I started telling him about my daughter. Pastor Jensen started paging furiously through his notebook. I enjoyed the look of confused panic on his face when he could not find any reference to a daughter. He lifted a fat fountain pen out of his pocket and, with a deft twist of the cap, exposed the golden nib to the late afternoon light. I watched the graceful movement of his wrist as he started making new notes in his book. He seemed relieved when I asked him to cut his visit short because I was getting very tired.
Nurse Laura came in and fluffed up the pillows.

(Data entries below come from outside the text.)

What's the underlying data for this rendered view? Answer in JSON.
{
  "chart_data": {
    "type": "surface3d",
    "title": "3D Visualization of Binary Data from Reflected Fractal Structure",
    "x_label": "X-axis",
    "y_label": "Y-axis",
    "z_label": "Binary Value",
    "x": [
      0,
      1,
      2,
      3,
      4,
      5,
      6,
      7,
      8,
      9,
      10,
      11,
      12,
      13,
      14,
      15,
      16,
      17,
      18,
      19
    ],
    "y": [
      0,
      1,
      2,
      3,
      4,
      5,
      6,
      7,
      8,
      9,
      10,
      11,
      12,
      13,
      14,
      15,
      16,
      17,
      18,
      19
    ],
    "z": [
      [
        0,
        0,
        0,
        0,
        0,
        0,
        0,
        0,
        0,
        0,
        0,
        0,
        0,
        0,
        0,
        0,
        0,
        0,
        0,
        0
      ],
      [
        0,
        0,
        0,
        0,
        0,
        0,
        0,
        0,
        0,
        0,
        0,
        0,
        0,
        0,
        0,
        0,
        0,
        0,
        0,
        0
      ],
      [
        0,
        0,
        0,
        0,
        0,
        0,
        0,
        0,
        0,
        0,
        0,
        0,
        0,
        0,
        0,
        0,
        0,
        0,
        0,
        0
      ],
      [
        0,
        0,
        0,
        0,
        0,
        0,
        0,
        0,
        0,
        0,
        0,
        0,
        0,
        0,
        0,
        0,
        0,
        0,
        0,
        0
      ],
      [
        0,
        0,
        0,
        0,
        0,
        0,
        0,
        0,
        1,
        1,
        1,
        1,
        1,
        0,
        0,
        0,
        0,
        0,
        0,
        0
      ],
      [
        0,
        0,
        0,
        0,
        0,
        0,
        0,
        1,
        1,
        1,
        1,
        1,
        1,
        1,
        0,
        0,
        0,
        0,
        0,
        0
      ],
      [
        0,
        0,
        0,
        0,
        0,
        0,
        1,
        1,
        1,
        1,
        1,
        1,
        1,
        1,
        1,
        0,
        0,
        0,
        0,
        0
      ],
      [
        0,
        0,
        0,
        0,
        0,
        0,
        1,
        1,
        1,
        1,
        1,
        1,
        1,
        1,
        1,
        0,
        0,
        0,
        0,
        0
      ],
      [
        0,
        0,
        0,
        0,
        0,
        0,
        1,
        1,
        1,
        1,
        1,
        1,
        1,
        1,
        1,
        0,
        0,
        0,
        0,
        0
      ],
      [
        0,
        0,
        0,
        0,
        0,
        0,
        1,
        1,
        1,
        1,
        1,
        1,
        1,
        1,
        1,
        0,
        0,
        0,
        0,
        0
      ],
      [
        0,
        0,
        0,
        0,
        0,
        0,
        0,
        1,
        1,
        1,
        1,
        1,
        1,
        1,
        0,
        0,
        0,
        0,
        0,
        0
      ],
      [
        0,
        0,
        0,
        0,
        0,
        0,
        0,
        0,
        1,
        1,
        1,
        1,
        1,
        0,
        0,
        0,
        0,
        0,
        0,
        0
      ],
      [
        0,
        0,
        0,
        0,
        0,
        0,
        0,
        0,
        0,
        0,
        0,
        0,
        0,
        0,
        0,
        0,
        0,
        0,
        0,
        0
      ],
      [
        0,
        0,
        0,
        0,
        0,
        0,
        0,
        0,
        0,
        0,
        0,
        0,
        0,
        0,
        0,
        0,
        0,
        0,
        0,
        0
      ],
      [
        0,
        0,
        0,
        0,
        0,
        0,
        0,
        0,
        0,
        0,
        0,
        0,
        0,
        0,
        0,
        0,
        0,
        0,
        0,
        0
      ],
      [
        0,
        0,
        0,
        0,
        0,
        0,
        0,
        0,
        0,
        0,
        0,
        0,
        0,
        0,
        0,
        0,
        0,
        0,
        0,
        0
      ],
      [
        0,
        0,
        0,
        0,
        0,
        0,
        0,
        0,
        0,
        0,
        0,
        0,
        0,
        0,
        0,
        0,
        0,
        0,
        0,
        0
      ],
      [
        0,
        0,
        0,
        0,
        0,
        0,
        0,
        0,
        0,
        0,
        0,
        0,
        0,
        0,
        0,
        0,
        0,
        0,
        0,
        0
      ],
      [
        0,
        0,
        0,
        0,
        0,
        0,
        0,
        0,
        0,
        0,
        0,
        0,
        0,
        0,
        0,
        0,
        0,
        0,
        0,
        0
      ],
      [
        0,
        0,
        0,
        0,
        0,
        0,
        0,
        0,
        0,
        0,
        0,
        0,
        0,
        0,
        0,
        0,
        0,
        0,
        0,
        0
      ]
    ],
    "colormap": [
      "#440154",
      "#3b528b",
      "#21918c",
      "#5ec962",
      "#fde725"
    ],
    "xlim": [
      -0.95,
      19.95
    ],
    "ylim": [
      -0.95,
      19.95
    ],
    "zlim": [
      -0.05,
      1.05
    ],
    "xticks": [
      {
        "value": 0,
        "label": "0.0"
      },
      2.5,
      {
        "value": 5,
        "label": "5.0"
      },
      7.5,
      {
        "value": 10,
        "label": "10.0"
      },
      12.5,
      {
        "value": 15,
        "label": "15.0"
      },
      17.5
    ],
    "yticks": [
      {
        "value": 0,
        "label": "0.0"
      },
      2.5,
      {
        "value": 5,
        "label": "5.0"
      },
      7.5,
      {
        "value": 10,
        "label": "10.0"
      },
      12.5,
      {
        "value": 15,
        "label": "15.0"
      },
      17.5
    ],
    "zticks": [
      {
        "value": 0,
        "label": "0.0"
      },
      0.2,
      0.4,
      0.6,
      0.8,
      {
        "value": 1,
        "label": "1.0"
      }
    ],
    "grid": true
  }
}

She adjusted the bed so that I could sit upright and pulled the cart with supper closer. I had trouble controlling the spoon so she took it and started feeding the thin porridge to me. It was not much but that was all my body could still tolerate.
“This gruel will kill me,” I told her. “I want you to get me a thick steak covered in mushroom sauce, or a smoked country sausage with mashed potatoes and sauerkraut!” She just clucked her tongue at me while wiping some spill from my chin.
On the way out, she left me with a courageous smile that could not quite reach her eyes.
I lay back and watched the stars through my window. Orion drifted into view, leading with that mighty searchlight on his shoulder. Orion; called the mighty warrior, the cunning hunter, the lord of the sky. I hoped he could go down in glorious flames, letting go of life with a thunderous roar, a glorious end to a glorious life, instead of being babied in his final days by young women with smooth skins and sadness in their eyes.
The pain started to spread up into my bowls and the contractions gripped my stomach with a steely fist. I groped the control of the morphine drip and started playing with it. I turned the little wheel and counted the rate as about one every five seconds. The pain continued to spread and I felt bile rising in my throat.
I opened the control a bit more, and then more again.
Through the window, Orion slowly started to spin like a Ferris wheel. A cascade of stars spun round and round and then started leaking out the edges and fell to the earth. The last one left was the fiery Betelgeuse that slowly expanded until the red eye seemed to fill the whole sky. I felt the eye staring intently into my eyes as if it could see the smoke-filled cavern in my head where wild figures were dancing ancient gyrations to the beat of incessant drumming. After a while, the eye faded into darkness and I could hear a lone Canada goose belatedly honking towards the south.
Laura Anderson stood at the entrance to the private room. Her hands covered her mouth and mournful tears clung to her cheeks. A grizzled old man lay in the bed. His body looked like it had deflated and his skin stretched tight over his bones. A wonderful smile softened the stubble on his cheeks.